TRANSLATION: lady of the bridge
HABITAT: very old, very long bridges
APPEARANCE: Hashihime are intensely jealous goddesses who inhabit bridges — in particular, very old and very long bridges. As goddesses, hashihime may take different forms depending on occasion, however they are commonly depicted wearing white robes, white face-paint, an iron trivet, and carrying five candles. This is a ceremonial outfit used to perform curses.
INTERACTIONS: Hashihime ferociously guard the bridges they inhabit. As with most gods connected to a location, they are very competitive and jealous. If one praises or speaks positively about another bridge while on top of a hashihime’s bridge, or if one recites lines from certain Noh plays that feature a woman’s wrath as the main theme, something terrible is likely to happen to that person.

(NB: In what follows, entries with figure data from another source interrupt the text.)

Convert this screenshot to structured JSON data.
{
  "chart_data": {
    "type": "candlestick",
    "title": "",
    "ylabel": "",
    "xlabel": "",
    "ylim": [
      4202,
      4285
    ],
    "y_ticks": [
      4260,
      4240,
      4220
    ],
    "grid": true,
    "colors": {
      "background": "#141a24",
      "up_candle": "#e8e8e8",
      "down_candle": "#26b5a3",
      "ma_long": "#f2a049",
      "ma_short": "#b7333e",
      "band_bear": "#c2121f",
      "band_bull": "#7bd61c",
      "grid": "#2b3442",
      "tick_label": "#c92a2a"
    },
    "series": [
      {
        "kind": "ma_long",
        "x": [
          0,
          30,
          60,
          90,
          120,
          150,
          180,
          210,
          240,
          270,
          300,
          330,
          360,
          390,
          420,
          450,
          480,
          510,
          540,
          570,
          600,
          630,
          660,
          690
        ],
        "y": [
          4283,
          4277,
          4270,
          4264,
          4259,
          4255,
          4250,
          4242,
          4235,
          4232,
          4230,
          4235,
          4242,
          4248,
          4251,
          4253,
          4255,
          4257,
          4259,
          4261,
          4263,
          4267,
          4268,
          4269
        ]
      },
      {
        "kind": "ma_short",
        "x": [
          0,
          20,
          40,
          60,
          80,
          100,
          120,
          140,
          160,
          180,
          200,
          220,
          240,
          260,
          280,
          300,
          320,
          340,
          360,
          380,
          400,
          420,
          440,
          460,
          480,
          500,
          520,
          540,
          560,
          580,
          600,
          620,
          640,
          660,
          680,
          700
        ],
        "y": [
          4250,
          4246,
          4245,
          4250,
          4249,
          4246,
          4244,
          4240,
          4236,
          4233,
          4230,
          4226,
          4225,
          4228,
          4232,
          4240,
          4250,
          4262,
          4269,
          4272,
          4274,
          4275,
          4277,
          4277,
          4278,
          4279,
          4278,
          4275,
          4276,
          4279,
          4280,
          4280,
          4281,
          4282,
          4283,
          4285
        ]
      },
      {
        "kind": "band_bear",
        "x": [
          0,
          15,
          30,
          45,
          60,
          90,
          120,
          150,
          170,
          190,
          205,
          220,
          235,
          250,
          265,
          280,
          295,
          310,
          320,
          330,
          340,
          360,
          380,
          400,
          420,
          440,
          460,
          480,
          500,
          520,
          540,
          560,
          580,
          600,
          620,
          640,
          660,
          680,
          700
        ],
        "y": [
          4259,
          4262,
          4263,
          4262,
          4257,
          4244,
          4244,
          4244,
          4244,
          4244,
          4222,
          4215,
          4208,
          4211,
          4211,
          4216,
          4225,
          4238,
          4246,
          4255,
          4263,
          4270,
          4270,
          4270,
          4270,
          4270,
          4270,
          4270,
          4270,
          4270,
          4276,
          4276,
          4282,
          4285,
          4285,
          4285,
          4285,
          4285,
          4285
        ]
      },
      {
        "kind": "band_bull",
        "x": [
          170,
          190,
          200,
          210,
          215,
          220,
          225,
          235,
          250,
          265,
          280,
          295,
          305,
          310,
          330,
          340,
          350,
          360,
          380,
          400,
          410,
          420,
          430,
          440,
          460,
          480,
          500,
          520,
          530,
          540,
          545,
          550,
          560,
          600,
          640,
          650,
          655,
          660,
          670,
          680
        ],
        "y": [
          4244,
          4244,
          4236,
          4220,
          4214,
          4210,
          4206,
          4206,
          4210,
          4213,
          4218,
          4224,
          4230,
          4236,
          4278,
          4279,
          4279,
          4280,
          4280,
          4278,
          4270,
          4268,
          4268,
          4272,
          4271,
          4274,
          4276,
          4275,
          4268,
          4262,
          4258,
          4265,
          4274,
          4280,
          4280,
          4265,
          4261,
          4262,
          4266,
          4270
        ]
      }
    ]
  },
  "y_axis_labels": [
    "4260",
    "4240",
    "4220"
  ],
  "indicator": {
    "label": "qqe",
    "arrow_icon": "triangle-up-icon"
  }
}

Despite their fearsome nature, they are highly honored by the people who live nearby, and shrines are established in their honor near the bridges they inhabit. In times of war, residents will beseech their local hashihime to guard the bridge against invaders. In times of peace, hashihime are goddess of separation and severing, and are asked to aid people in things such as break-ups, divorce, and severing bad luck. So strong is their power of severing that it is considered taboo for lovers to pass in front of a hashihime shrine together, or for wedding processions to pass in front of one. If newlyweds need to cross a bridge inhabited by a hashihime, they will instead pass underneath it on a boat rather than risk cursing their marriage.
LEGENDS: The most famous hashihime story comes from Tsurugi no Maki, in The Tale of the Heike, and is retold in the noh play Kanawa.
A woman visited the the Kifune-jinja in Kyoto at the hour of the ox (roughly 2 am), filled with rage and jealousy towards her ex-husband who had thrown her away for another woman. Night after night she visited the shrine, praying to the gods enshrined there to turn her into a powerful demon. The woman wanted nothing else other than to see her ex-husband destroyed, even at the cost of her own life. After seven nights of pilgrimage, her prayers were answered: the gods told her that if she immersed herself in the Uji river for twenty-one nights, she would become a living demon.
The woman did as she was bid. She donned a white robe and tied her hair up into five horns. She painted her face and covered her body in crimson dye. She placed an upturned trivet on her head and attached torches to each foot. She lit a torch on both ends and placed it in her mouth. She immersed herself in the Uji river and for twenty-one days she kindled the hatred in her heart. Then, just as the gods told her, after twenty-one days she transformed into a terrible kijo with supreme power. She had become the hashihime of Uji.
That night, her husband awoke from a horrible dream with a premonition of danger. He quickly sought out the famous onmyōji, Abe-no-Seimei. Seimei recognized the dream as a sign that the man’s former wife would come and destroy the couple that very night, and promised to save them. He went to their house, recited magical prayers, and crafted two katashiro — magical paper doll representations of the man and his wife, meant to be used as substitutionary targets for the kijo’s rage. That night, as Seimei had predicted, the demon appeared. She attacked the two katashiro instead of the real couple, and Seimei’s magic worked: her power was reflected back upon her and she was driven away. The demon woman, realizing that she could not overcome Abe-no-Seimei’s magic, vanished, threatening that she would come back another time.